Shakemaps for the 2015 Gorkha Earthquake in Nepal using Finite Element Analyses of Surveyed Buildings

Co-Authors: Raymond Hilly, Supratik Bose, and Yingjie Hu

Abstract: The lack of instrumental data following the 2015 Gorkha earthquake in Nepal caused researchers to rely on media accounts, in-situ observations, and online surveys to estimate the earthquake intensity. In an attempt to remove the subjectivity of these methods, this study uses damage assessments performed by Nepal engineers, combined with state-of-the-art finite element analyses to estimate the ground shaking intensity through ShakeMaps in Kathmandu and 11 other municipalities in Nepal. ShakeMaps are used to assess the intensity of ground shaking and the demand imposed on structures after a seismic event. ShakeMaps are obtained using post-earthquake assessment surveys to determine three prototype structures that represent the majority of reinforced concrete (RC) frame buildings with masonry infill walls in Nepal. The damage grade assigned to these buildings in the reconnaissance reports is correlated to the peak first-story drift, to quantify the observed damage. A recently proposed modeling scheme is employed, adopting the strut modeling approach to assemble nonlinear models for each prototype. Fragility curves are developed for the prototype structures using ground motions from the 2015 Gorkha earthquake, as well as far-field ground motions from FEMA P695. The maximum first-story drift is then used to estimate the peak ground acceleration (PGA) and the spectral acceleration from the IDA curves. This allows the transformation of the surveyed buildings into 34,000 locations of known PGA and spectral accelerations. The estimated intensity points are established into spatial bins and then are used to develop ShakeMaps for each municipality, using the empirical Bayesian kriging interpolation method.

Giorgia Giardina

Associate Professor
Delft University of Technology

Assessing building damage after the 2021 Nippes earthquake and the 2023 Kahramanmaraş earthquake sequence: a Machine Learning approach using post-event Very High Resolution SAR data

Co-Authors: Valentina Macchiarulo (Delft University of Technology), Pietro Milillo (University of Houston), Yasemin Aktas (University College London), and Michael Whitworth (AECOM)

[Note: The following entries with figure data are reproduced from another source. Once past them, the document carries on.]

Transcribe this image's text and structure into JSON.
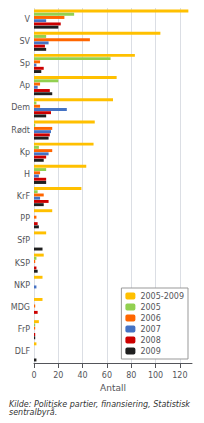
{
  "chart_data": {
    "type": "bar",
    "orientation": "horizontal",
    "categories": [
      "V",
      "SV",
      "Sp",
      "Ap",
      "Dem",
      "Rødt",
      "Kp",
      "H",
      "KrF",
      "PP",
      "SfP",
      "KSP",
      "NKP",
      "MDG",
      "FrP",
      "DLF"
    ],
    "series": [
      {
        "name": "2005-2009",
        "color": "#FFC000",
        "values": [
          127,
          104,
          83,
          68,
          65,
          50,
          49,
          43,
          39,
          15,
          10,
          8,
          7,
          7,
          4,
          2
        ]
      },
      {
        "name": "2005",
        "color": "#92D050",
        "values": [
          33,
          10,
          63,
          20,
          2,
          1,
          4,
          10,
          3,
          0,
          0,
          2,
          0,
          0,
          1,
          0
        ]
      },
      {
        "name": "2006",
        "color": "#FF6600",
        "values": [
          25,
          46,
          5,
          5,
          5,
          15,
          15,
          5,
          8,
          2,
          0,
          1,
          0,
          1,
          1,
          0
        ]
      },
      {
        "name": "2007",
        "color": "#4472C4",
        "values": [
          10,
          12,
          2,
          3,
          27,
          14,
          12,
          4,
          5,
          0,
          0,
          0,
          2,
          0,
          0,
          0
        ]
      },
      {
        "name": "2008",
        "color": "#CC0000",
        "values": [
          22,
          9,
          8,
          13,
          14,
          13,
          10,
          10,
          12,
          3,
          0,
          2,
          0,
          3,
          1,
          0
        ]
      },
      {
        "name": "2009",
        "color": "#1F1F1F",
        "values": [
          20,
          10,
          6,
          15,
          10,
          12,
          8,
          10,
          8,
          4,
          7,
          3,
          0,
          0,
          1,
          2
        ]
      }
    ],
    "xlabel": "Antall",
    "xlim": [
      0,
      130
    ],
    "xticks": [
      0,
      20,
      40,
      60,
      80,
      100,
      120
    ],
    "grid": true,
    "legend": "lower right",
    "annotations": [
      "Kilde: Politiske partier, finansiering, Statistisk sentralbyrå."
    ]
  }
}
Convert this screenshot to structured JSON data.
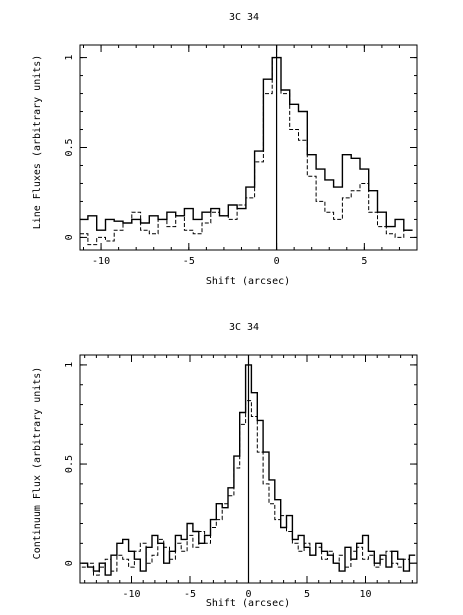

Abstract: Timely assessment of building damage following earthquakes is crucial for coordinating relief operations, resource allocation, and reducing further risks to human lives and infrastructure. Traditional damage assessment methods relying on field surveys are slow, resource-intensive, and logistically challenging, often resulting in limited availability of timely information for decision-making. Remote sensing techniques using satellite Synthetic Aperture Radar (SAR) have emerged as valuable tools for post-earthquake damage assessment, due to their all-weather and day-night imaging capabilities. Furthermore, the combination of short wavelengths and the Spotlight acquisition mode further enhances SAR capabilities, allowing for Very High Resolution (VHR) data that can capture damage details for individual buildings. Whilst most SAR-based studies for damage assessment rely on change detection methods involving pre- and post-event SAR images, limited availability of pre-event VHR SAR data can hamper the use of these methods in operational scenarios. In this study, we introduce a method employing solely post-event VHR SAR amplitude data and derived textural features for building-level classification of earthquake-induced damage. The proposed method was applied to Earthquake Engineering Field Investigation Team (EEFIT) reconnaissance missions after the 2021 Nippes earthquake in Haiti and the 2023 Kahramanmaraş earthquake sequence in Turkey, demonstrating its potential for rapid post-earthquake damage assessment. The results hold promise for improving response strategies in future post-earthquake scenarios.